Posted: 13 April 2021 in Albums
Tags: , , , , , , , , ,

Buzzhowl Records – 7th May 2021

Christopher Nosnibor

Health Plan’s all-caps bio on their Bandcamp doesn’t really tell us much, bujt it does, I suppose, tell us enough in the pan of three short, declarative sentences: ‘HEALTH PLAN ARE DAN, STEVEN AND FRANCOIS. WE PLUGGED GUITARS STRAIGHT INTO A LAPTOP AND MADE SOME POP SONGS. MEMBERS OF USA NAILS, BLKLSTRS, THE EUROSUITE, DEAD ARMS’. Whether or not that qualifies them as a supergroup I’m not sure, but this emerging hub of intersection musicians is proving to be a fertile melting pot, and on the musical evidence of this, their eponymous debut, they are a super group. And of course, as you’d expect, a noisy one.

The album’s eight tracks are an extended exercise in crashing, droning noise rock, and it’s not intended to be pleasant: this is the kind of music where you marvel at the layers of noise as they scrape and clash against one another, feedback shrieking against low-end-grooves, as reverbs bounce off one another in different directions. And maybe there is something masochistic about enjoying this kind of thing, but it’s about sensation, and feeling the sound batter your body and brain.

‘Post Traumatic Growth’ piles in as an introduction, a mess of buzzing bass, relentless percussion, and squalling guitars, landing somewhere between Big Black and The Jesus and Mary Chain, with additional blasts of exploding lasers and blank monotone vocals.

And this is the flavour of the album: motoric and messy, lo-fi and abrasive. The rhythm section holds things down, albeit muzzed up, fuzzed out and indelicately. It works a treat: the bass buzzes and booms, and the drums thump, and in combination they punch hard.
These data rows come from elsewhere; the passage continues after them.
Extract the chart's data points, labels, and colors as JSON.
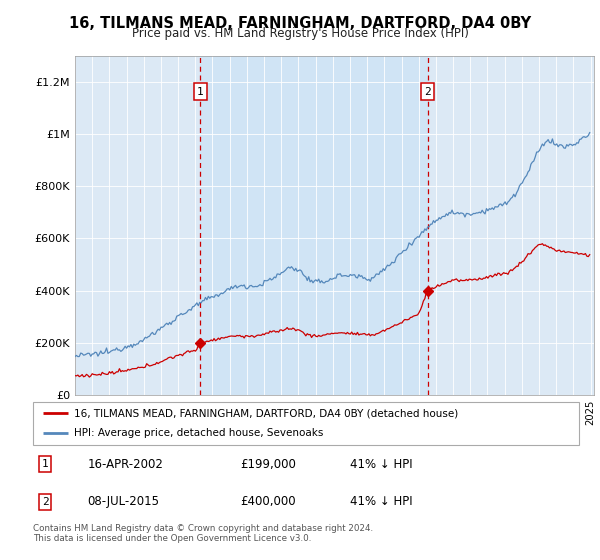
{
  "title": "16, TILMANS MEAD, FARNINGHAM, DARTFORD, DA4 0BY",
  "subtitle": "Price paid vs. HM Land Registry's House Price Index (HPI)",
  "legend_line1": "16, TILMANS MEAD, FARNINGHAM, DARTFORD, DA4 0BY (detached house)",
  "legend_line2": "HPI: Average price, detached house, Sevenoaks",
  "transaction1_date": "16-APR-2002",
  "transaction1_price": "£199,000",
  "transaction1_hpi": "41% ↓ HPI",
  "transaction1_year": 2002.29,
  "transaction1_value": 199000,
  "transaction2_date": "08-JUL-2015",
  "transaction2_price": "£400,000",
  "transaction2_hpi": "41% ↓ HPI",
  "transaction2_year": 2015.52,
  "transaction2_value": 400000,
  "footnote": "Contains HM Land Registry data © Crown copyright and database right 2024.\nThis data is licensed under the Open Government Licence v3.0.",
  "red_color": "#cc0000",
  "blue_color": "#5588bb",
  "shade_color": "#d0e4f5",
  "background_color": "#dce9f5",
  "ylim": [
    0,
    1300000
  ],
  "xlim_start": 1995.0,
  "xlim_end": 2025.2
}
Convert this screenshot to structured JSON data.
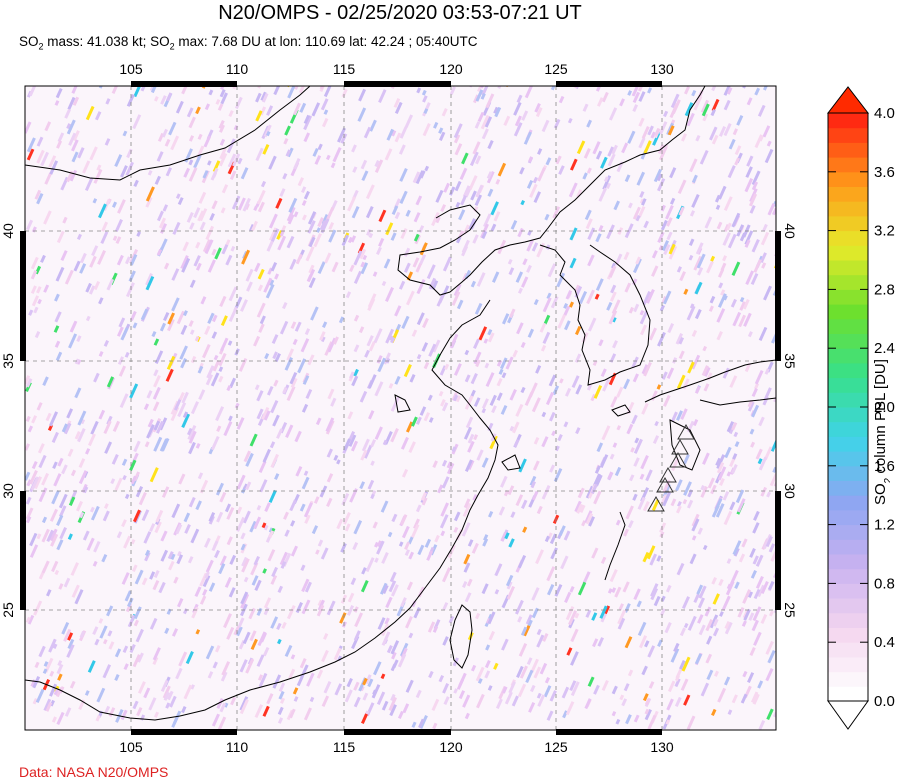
{
  "header": {
    "title": "N20/OMPS - 02/25/2020 03:53-07:21 UT",
    "subtitle_pre": "SO",
    "subtitle_sub1": "2",
    "subtitle_mid": " mass: 41.038 kt; SO",
    "subtitle_sub2": "2",
    "subtitle_post": " max: 7.68 DU at lon: 110.69 lat: 42.24 ; 05:40UTC"
  },
  "map": {
    "lon_ticks": [
      "105",
      "110",
      "115",
      "120",
      "125",
      "130"
    ],
    "lat_ticks": [
      "40",
      "35",
      "30",
      "25"
    ],
    "lon_range": [
      100,
      135
    ],
    "lat_range": [
      20.5,
      44.5
    ],
    "volcano_markers": "triangle-icon"
  },
  "colorbar": {
    "ticks": [
      "4.0",
      "3.6",
      "3.2",
      "2.8",
      "2.4",
      "2.0",
      "1.6",
      "1.2",
      "0.8",
      "0.4",
      "0.0"
    ],
    "label": "SO2 column PBL [DU]",
    "label_pre": "SO",
    "label_sub": "2",
    "label_post": " column PBL [DU]",
    "range": [
      0.0,
      4.0
    ],
    "colors": [
      "#ffffff",
      "#f4d6ef",
      "#c9b2f0",
      "#8fa6f2",
      "#3fd3e8",
      "#38e08a",
      "#6de02e",
      "#e6ea2a",
      "#ff9a1a",
      "#ff2a12"
    ]
  },
  "footer": {
    "credit": "Data: NASA N20/OMPS"
  }
}
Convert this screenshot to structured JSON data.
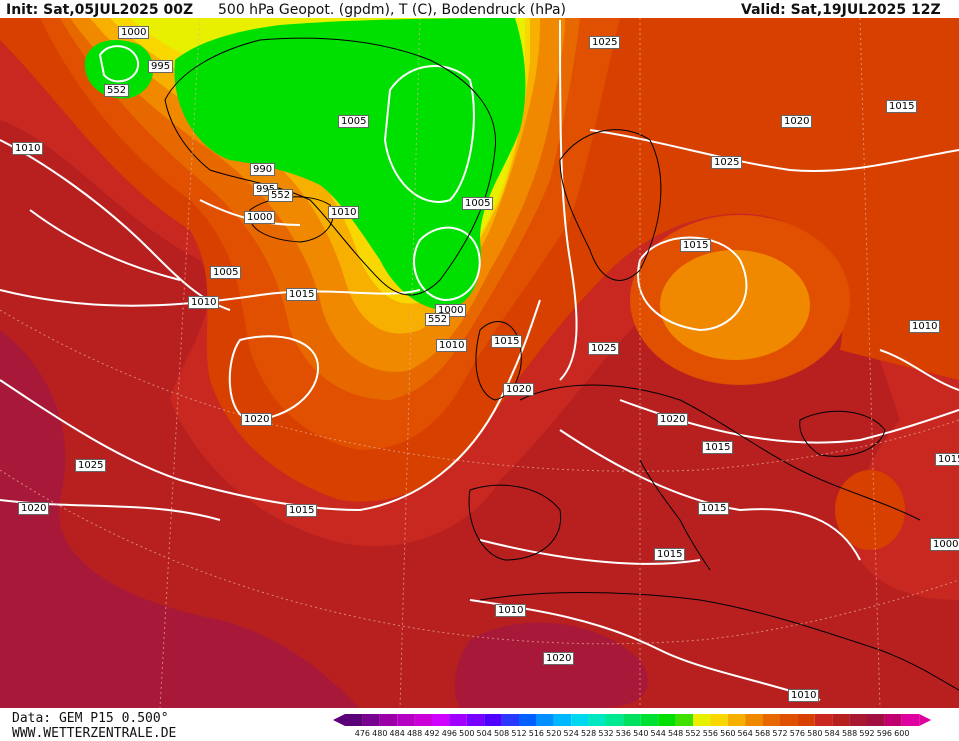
{
  "header": {
    "init_label": "Init: Sat,05JUL2025 00Z",
    "title": "500 hPa Geopot. (gpdm), T (C), Bodendruck (hPa)",
    "valid_label": "Valid: Sat,19JUL2025 12Z"
  },
  "footer": {
    "model": "Data: GEM P15 0.500°",
    "source": "WWW.WETTERZENTRALE.DE"
  },
  "legend": {
    "ticks": [
      "476",
      "480",
      "484",
      "488",
      "492",
      "496",
      "500",
      "504",
      "508",
      "512",
      "516",
      "520",
      "524",
      "528",
      "532",
      "536",
      "540",
      "544",
      "548",
      "552",
      "556",
      "560",
      "564",
      "568",
      "572",
      "576",
      "580",
      "584",
      "588",
      "592",
      "596",
      "600"
    ],
    "colors": [
      "#5a0078",
      "#7a0090",
      "#9a00a8",
      "#b400c0",
      "#cc00d8",
      "#d000ff",
      "#a000ff",
      "#7800ff",
      "#5000ff",
      "#2838ff",
      "#0060ff",
      "#0090ff",
      "#00b8ff",
      "#00d8f0",
      "#00e8c0",
      "#00e890",
      "#00e060",
      "#00e030",
      "#00e000",
      "#40e000",
      "#e8f000",
      "#f8d800",
      "#f8b000",
      "#f08800",
      "#e86800",
      "#e05000",
      "#d84000",
      "#c82820",
      "#b82020",
      "#a81830",
      "#a01040",
      "#c00070",
      "#e000a0"
    ]
  },
  "pressure_labels": [
    {
      "text": "1000"
    },
    {
      "text": "995"
    },
    {
      "text": "552"
    },
    {
      "text": "1010"
    },
    {
      "text": "1005"
    },
    {
      "text": "990"
    },
    {
      "text": "995"
    },
    {
      "text": "552"
    },
    {
      "text": "1000"
    },
    {
      "text": "1010"
    },
    {
      "text": "1005"
    },
    {
      "text": "1005"
    },
    {
      "text": "1010"
    },
    {
      "text": "1015"
    },
    {
      "text": "1000"
    },
    {
      "text": "552"
    },
    {
      "text": "1010"
    },
    {
      "text": "1025"
    },
    {
      "text": "1015"
    },
    {
      "text": "1020"
    },
    {
      "text": "1025"
    },
    {
      "text": "1020"
    },
    {
      "text": "1015"
    },
    {
      "text": "1020"
    },
    {
      "text": "1015"
    },
    {
      "text": "1010"
    },
    {
      "text": "1020"
    },
    {
      "text": "1025"
    },
    {
      "text": "1025"
    },
    {
      "text": "1020"
    },
    {
      "text": "1015"
    },
    {
      "text": "1015"
    },
    {
      "text": "1015"
    },
    {
      "text": "1015"
    },
    {
      "text": "1010"
    },
    {
      "text": "1020"
    },
    {
      "text": "1010"
    },
    {
      "text": "1000"
    },
    {
      "text": "1015"
    }
  ]
}
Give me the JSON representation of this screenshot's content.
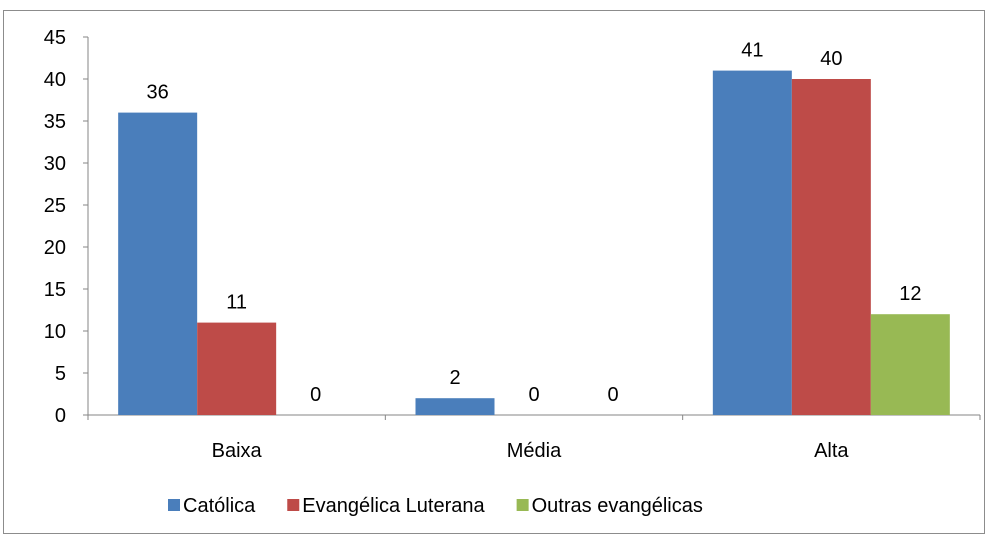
{
  "chart_data": {
    "type": "bar",
    "categories": [
      "Baixa",
      "Média",
      "Alta"
    ],
    "series": [
      {
        "name": "Católica",
        "color": "#4a7ebb",
        "values": [
          36,
          2,
          41
        ]
      },
      {
        "name": "Evangélica Luterana",
        "color": "#be4b48",
        "values": [
          11,
          0,
          40
        ]
      },
      {
        "name": "Outras evangélicas",
        "color": "#98b954",
        "values": [
          0,
          0,
          12
        ]
      }
    ],
    "ylim": [
      0,
      45
    ],
    "yticks": [
      0,
      5,
      10,
      15,
      20,
      25,
      30,
      35,
      40,
      45
    ],
    "grid": false,
    "legend_position": "bottom",
    "data_labels": true
  }
}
The guitars are toppy, discordant and disco-ordinated, slashing away at angles across the linear rhythm grooves.

When they dial it down a bit, as on the altogether more sedate instrumental ‘Fade’, where a thumping bass beat flutters like a heartbeat beneath a current of swirling, meandering sound, the production is still such that it’s anything but comfortable, and it’s not lo-fi, but wilful awkwardness: there’s a cymbal that cuts through the mix at a mean volume, and it’s not smooth or in keeping, but harsh, crashing, incongruent.

‘Vapid Expressions’ comes on like The Fall, like MES at huis most hectoring in a swelling surge of motoric repetition that drills into your brain. ‘Stuck in a Loop’ lives up to its title, a cyclical repetition of a motif pinned to a relentless beat, providing some kind of lull before the acerbic hollering of ‘Cataract’ that drives it to a finish in a frenzy of sax and distortion.

While so many bands take cues from The Fall, Health Plan do so with real style, and moreover, take as much influence from the band’s stubborn refusal to conform, or to pretty up their sound with tidy production. To my mind, punk has always been about an aesthetic rather than a style – primarily about going against the grain and not giving a toss about anything other than pleasing yourself – meaning that Health Plan is truly as punk as fuck.